The purpose of this study was three fold: (1) to conduct a series of controlled sled tests to determine the critical angle at which torso roll-out from the shoulder belt occurs in 6 year old Hybrid III (H3-6C) and 5th percentile female Hybrid III (H3-5F) dummies, (2) to compare dummy injury measures to the standard Injury Assessment Reference Values (IARVs) as a function of impact angle, and (3) to assess the influence of belt pretensioners and anchorage geometry as countermeasures to submarining and torso rollout dummy kinematics.
A series of sled tests were conducted from 0 to 60 degrees in 15 degree increments on a rebound sled at velocities of approximately 35 kph. The dummies were positioned in the right (far-side) outboard seats of a sled buck constructed from a late 1990's model year large SUV.
The second row seat was initially fitted with an OEM adjustable upper belt anchorage and C-pillar mounted retractor. The third row restraint system included a fixed upper anchorage with an OEM roof-rail mounted retractor.

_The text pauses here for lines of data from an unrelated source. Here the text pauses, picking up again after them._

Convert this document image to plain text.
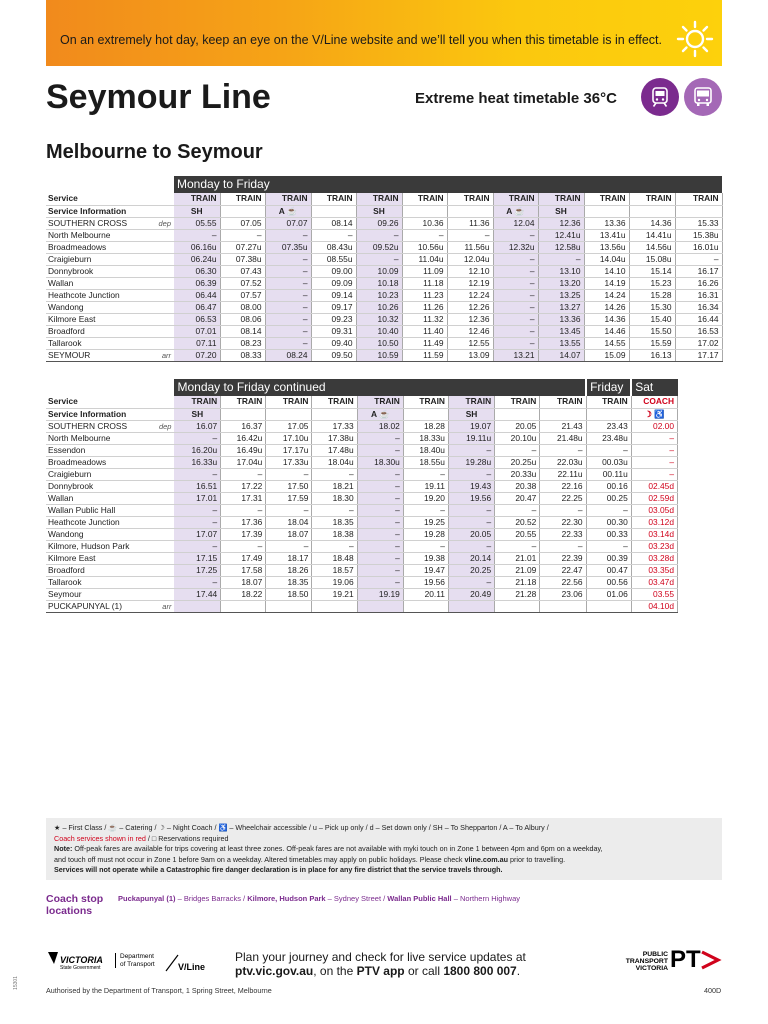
On an extremely hot day, keep an eye on the V/Line website and we’ll tell you when this timetable is in effect.
Seymour Line	Extreme heat timetable 36°C
Melbourne to Seymour
		Monday to Friday											
Service		TRAIN	TRAIN	TRAIN	TRAIN	TRAIN	TRAIN	TRAIN	TRAIN	TRAIN	TRAIN	TRAIN	TRAIN
Service Information		SH		A ☕		SH			A ☕	SH			
SOUTHERN CROSS	dep	05.55	07.05	07.07	08.14	09.26	10.36	11.36	12.04	12.36	13.36	14.36	15.33
North Melbourne		–	–	–	–	–	–	–	–	12.41u	13.41u	14.41u	15.38u
Broadmeadows		06.16u	07.27u	07.35u	08.43u	09.52u	10.56u	11.56u	12.32u	12.58u	13.56u	14.56u	16.01u
Craigieburn		06.24u	07.38u	–	08.55u	–	11.04u	12.04u	–	–	14.04u	15.08u	–
Donnybrook		06.30	07.43	–	09.00	10.09	11.09	12.10	–	13.10	14.10	15.14	16.17
Wallan		06.39	07.52	–	09.09	10.18	11.18	12.19	–	13.20	14.19	15.23	16.26
Heathcote Junction		06.44	07.57	–	09.14	10.23	11.23	12.24	–	13.25	14.24	15.28	16.31
Wandong		06.47	08.00	–	09.17	10.26	11.26	12.26	–	13.27	14.26	15.30	16.34
Kilmore East		06.53	08.06	–	09.23	10.32	11.32	12.36	–	13.36	14.36	15.40	16.44
Broadford		07.01	08.14	–	09.31	10.40	11.40	12.46	–	13.45	14.46	15.50	16.53
Tallarook		07.11	08.23	–	09.40	10.50	11.49	12.55	–	13.55	14.55	15.59	17.02
SEYMOUR	arr	07.20	08.33	08.24	09.50	10.59	11.59	13.09	13.21	14.07	15.09	16.13	17.17
		Monday to Friday continued									Friday	Sat
Service		TRAIN	TRAIN	TRAIN	TRAIN	TRAIN	TRAIN	TRAIN	TRAIN	TRAIN	TRAIN	COACH
Service Information		SH				A ☕		SH				☽ ♿
SOUTHERN CROSS	dep	16.07	16.37	17.05	17.33	18.02	18.28	19.07	20.05	21.43	23.43	02.00
North Melbourne		–	16.42u	17.10u	17.38u	–	18.33u	19.11u	20.10u	21.48u	23.48u	–
Essendon		16.20u	16.49u	17.17u	17.48u	–	18.40u	–	–	–	–	–
Broadmeadows		16.33u	17.04u	17.33u	18.04u	18.30u	18.55u	19.28u	20.25u	22.03u	00.03u	–
Craigieburn		–	–	–	–	–	–	–	20.33u	22.11u	00.11u	–
Donnybrook		16.51	17.22	17.50	18.21	–	19.11	19.43	20.38	22.16	00.16	02.45d
Wallan		17.01	17.31	17.59	18.30	–	19.20	19.56	20.47	22.25	00.25	02.59d
Wallan Public Hall		–	–	–	–	–	–	–	–	–	–	03.05d
Heathcote Junction		–	17.36	18.04	18.35	–	19.25	–	20.52	22.30	00.30	03.12d
Wandong		17.07	17.39	18.07	18.38	–	19.28	20.05	20.55	22.33	00.33	03.14d
Kilmore, Hudson Park		–	–	–	–	–	–	–	–	–	–	03.23d
Kilmore East		17.15	17.49	18.17	18.48	–	19.38	20.14	21.01	22.39	00.39	03.28d
Broadford		17.25	17.58	18.26	18.57	–	19.47	20.25	21.09	22.47	00.47	03.35d
Tallarook		–	18.07	18.35	19.06	–	19.56	–	21.18	22.56	00.56	03.47d
Seymour		17.44	18.22	18.50	19.21	19.19	20.11	20.49	21.28	23.06	01.06	03.55
PUCKAPUNYAL (1)	arr											04.10d
★ – First Class / ☕ – Catering / ☽ – Night Coach / ♿ – Wheelchair accessible / u – Pick up only / d – Set down only / SH – To Shepparton / A – To Albury /
Coach services shown in red / □ Reservations required
Note: Off-peak fares are available for trips covering at least three zones. Off-peak fares are not available with myki touch on in Zone 1 between 4pm and 6pm on a weekday,
and touch off must not occur in Zone 1 before 9am on a weekday. Altered timetables may apply on public holidays. Please check vline.com.au prior to travelling.
Services will not operate while a Catastrophic fire danger declaration is in place for any fire district that the service travels through.
Coach stop locations
Puckapunyal (1) – Bridges Barracks / Kilmore, Hudson Park – Sydney Street / Wallan Public Hall – Northern Highway
VICTORIA
State Government
Department
of Transport	V/Line
Plan your journey and check for live service updates at
ptv.vic.gov.au, on the PTV app or call 1800 800 007.
PUBLIC
TRANSPORT
VICTORIA PT
Authorised by the Department of Transport, 1 Spring Street, Melbourne	400D
15301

Kinematic targets were mounted on the dummies' head, shoulder and pelvis. Test instrumentation included: lap and shoulder belt load transducers, triaxial accelerometers at the center of gravity of the head, triaxial accelerometers and a deflection gauge in the chest, and a six-axis force (and moment) transducer in the upper neck of the dummy. Tests were digitally recorded at 1000 frames per second using high speed digital video cameras placed around the test fixture. Cameras were set up on the left side of the buck for video analysis. In addition, pre- and post test images were taken using still digital photography. Sensor signals were filtered according to SAE specifications.
The kinematic data was compared to the earlier work of Horsch (1980) that reported the shoulder belt retained the upper body of a 50th percentile male dummy for impact angles up to 45 degrees. Moreover, he reported for mid-size male dummies, “…significant kinetic energy was removed from the upper body before escape, even for full lateral deceleration.” In contrast, this study revealed that H3-6C and H3-5F dummies began to roll out of their shoulder belt at 15 and 30 degrees, respectively. Complete loss of torso support was seen at 45 degrees without significant kinetic energy dissipation.
A retractor pretensioner with 7 ms fire time prevented torso rollover of the H3-6C child dummy at impact angles up to and including 45 degrees. Elimination of submarining kinematics for the H3-5F; however, required significant modification of the OEM belt system's inboard buckle and anchorage geometry, even in the presence of a retractor pretensioner.